On the other hand, in this "Ferroelectric Hysteresis Measurement & Analysis" report, the authors say:
Charge and Polarisation are strictly speaking different but for
materials with a high relative permittivity we can assume they are
equal.
So if "charge", Q, and "polarization", P, are different (by not just the area involved, A), what is the difference? And how the value of the permittivity is related?
EDIT:
According to Wikipedia, the related equation is for charge displacement field, $\mathbf{D} \equiv \varepsilon_{0} \mathbf{E} + \mathbf{P}$, from which the polarization can be extracted: $\mathbf{P} = \mathbf{D} – \varepsilon_{0} \mathbf{E}$.
However, according to Hall et al., $\mathbf{P}\simeq \mathbf{D} = \varepsilon_0 \varepsilon_r^* \mathbf{E}$, which seems contrary to the previous equation.

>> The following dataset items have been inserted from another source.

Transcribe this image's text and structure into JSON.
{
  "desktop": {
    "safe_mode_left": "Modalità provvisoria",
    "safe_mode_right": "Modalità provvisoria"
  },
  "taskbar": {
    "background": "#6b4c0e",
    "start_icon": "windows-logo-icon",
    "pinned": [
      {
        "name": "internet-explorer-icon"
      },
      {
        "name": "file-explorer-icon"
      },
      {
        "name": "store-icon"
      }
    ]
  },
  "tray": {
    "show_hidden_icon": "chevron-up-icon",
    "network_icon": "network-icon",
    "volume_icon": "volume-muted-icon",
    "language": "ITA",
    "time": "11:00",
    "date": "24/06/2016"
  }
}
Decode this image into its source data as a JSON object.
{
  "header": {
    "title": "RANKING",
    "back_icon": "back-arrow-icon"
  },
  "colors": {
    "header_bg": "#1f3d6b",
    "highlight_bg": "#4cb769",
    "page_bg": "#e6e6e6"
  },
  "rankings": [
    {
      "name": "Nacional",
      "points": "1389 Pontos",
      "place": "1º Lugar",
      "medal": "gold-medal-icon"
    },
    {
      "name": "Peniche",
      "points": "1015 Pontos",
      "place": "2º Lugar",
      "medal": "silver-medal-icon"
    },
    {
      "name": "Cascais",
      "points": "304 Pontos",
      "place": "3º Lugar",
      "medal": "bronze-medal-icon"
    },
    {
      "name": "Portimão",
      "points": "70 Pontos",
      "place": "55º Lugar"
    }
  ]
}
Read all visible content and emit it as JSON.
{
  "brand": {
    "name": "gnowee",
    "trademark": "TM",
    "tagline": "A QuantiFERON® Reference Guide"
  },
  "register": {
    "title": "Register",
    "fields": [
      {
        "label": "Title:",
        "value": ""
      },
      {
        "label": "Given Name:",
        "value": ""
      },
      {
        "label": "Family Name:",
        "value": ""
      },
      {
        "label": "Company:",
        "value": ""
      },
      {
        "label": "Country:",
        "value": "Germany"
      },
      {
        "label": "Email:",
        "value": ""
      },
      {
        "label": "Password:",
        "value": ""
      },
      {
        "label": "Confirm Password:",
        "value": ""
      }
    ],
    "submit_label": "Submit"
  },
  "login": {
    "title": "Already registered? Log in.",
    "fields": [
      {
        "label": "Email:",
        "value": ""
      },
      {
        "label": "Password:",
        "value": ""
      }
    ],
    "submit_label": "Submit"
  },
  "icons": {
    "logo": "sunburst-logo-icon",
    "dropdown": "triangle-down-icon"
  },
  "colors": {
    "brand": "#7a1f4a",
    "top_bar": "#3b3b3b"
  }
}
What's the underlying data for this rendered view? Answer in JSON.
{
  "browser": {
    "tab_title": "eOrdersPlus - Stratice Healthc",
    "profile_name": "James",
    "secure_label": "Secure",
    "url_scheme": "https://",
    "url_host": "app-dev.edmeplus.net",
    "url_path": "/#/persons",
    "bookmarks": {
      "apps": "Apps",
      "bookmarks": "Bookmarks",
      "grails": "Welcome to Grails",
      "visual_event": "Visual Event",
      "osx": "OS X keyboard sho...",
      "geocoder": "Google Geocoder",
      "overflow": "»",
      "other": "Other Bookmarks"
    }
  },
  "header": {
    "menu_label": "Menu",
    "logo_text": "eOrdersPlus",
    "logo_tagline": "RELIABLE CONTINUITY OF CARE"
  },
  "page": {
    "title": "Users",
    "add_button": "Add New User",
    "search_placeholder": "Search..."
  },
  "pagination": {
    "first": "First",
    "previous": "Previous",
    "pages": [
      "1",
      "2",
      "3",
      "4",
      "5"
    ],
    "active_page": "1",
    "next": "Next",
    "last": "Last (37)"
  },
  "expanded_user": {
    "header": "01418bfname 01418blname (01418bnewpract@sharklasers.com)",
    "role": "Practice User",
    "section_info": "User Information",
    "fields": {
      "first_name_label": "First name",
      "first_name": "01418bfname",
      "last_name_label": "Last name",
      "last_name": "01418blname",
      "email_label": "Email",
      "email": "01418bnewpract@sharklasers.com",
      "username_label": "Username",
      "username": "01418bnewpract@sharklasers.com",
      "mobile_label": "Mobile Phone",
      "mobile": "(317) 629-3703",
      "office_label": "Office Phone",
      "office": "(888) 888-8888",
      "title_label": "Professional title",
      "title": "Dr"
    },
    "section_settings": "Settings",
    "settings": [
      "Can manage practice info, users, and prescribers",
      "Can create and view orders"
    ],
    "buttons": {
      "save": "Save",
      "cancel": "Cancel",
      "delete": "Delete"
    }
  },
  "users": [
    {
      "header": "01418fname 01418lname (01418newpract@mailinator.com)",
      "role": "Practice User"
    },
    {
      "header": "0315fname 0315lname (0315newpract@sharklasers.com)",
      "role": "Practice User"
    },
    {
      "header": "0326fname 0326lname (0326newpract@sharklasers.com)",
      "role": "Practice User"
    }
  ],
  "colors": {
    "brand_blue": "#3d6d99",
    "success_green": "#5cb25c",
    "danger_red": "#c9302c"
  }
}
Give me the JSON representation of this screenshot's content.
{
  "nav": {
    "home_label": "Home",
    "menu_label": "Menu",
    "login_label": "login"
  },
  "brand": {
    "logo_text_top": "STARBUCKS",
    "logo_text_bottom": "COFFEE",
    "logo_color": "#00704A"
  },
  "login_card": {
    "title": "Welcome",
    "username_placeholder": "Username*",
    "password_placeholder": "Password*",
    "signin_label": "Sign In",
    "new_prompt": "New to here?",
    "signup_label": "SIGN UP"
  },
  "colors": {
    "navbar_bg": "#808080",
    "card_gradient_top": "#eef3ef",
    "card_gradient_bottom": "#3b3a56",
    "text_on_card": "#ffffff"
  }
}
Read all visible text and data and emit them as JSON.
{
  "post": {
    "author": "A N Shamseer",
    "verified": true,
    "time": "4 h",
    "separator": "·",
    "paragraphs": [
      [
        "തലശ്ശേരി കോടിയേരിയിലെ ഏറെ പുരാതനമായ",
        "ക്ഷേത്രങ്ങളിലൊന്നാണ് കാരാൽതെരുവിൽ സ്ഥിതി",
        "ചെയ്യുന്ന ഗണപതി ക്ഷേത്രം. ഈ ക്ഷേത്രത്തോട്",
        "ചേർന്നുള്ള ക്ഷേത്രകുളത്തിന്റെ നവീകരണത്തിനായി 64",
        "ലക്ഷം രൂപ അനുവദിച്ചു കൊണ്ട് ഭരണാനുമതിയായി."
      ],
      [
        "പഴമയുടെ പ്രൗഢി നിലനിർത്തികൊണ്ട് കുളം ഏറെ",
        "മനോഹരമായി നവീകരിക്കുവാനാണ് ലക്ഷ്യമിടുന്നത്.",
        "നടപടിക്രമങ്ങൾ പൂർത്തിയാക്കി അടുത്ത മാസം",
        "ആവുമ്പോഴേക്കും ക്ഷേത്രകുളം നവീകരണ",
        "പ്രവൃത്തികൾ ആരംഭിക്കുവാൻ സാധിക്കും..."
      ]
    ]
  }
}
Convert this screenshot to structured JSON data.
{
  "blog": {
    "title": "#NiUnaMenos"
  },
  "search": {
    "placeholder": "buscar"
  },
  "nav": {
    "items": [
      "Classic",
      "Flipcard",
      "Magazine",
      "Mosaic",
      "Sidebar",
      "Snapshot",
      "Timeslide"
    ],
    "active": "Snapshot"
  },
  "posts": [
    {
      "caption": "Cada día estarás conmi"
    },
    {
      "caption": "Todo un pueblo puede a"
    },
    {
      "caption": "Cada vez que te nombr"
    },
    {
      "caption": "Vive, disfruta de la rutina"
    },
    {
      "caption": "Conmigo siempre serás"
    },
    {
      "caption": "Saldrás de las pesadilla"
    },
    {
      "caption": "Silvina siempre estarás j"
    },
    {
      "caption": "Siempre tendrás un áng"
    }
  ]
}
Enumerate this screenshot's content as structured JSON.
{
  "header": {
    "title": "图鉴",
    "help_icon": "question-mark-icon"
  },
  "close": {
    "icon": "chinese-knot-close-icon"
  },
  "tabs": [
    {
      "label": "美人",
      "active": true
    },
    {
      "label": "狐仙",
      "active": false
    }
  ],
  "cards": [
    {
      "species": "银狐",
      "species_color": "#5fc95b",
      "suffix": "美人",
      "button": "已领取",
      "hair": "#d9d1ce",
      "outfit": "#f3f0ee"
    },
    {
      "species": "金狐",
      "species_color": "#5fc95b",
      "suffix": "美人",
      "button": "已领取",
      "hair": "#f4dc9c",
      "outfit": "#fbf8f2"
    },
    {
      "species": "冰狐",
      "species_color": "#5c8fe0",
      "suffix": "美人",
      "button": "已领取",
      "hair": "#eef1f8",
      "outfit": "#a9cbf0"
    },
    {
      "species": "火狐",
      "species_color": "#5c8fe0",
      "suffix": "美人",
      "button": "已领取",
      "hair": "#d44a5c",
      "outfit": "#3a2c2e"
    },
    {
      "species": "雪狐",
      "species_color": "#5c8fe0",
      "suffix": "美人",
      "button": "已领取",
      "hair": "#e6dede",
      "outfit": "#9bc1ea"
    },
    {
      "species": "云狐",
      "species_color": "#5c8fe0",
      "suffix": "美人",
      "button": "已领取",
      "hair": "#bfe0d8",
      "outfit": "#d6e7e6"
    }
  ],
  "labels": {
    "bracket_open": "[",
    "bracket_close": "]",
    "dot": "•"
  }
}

Anyway, how the charge Q and the relative permittivity $\varepsilon_r$ of the sample are related and what is the correct equation?
Best Answer
The relation $P=Q/A$ only holds for very special circumstances: when the body is overall charge neutral and the polarization is uniform within the material and points (polarization is a vector, really) perpendicular to the surface. Then the charge in the vicinity of the surface is given by that formula. It's the first condition (charge neutrality) that is relevant to the question about $\epsilon_{r}$ (better known as the dielectric constant). If a material has nonzero net charge, that charge will also need to be accounted for. However, if the dielectric constant is large, the polarization is large, and most of the charge in a given region can be attributed to the effects of polarization. How large, exactly, the dielectric constant must be depends on the actual values of $Q_{TOT}$ and $P$.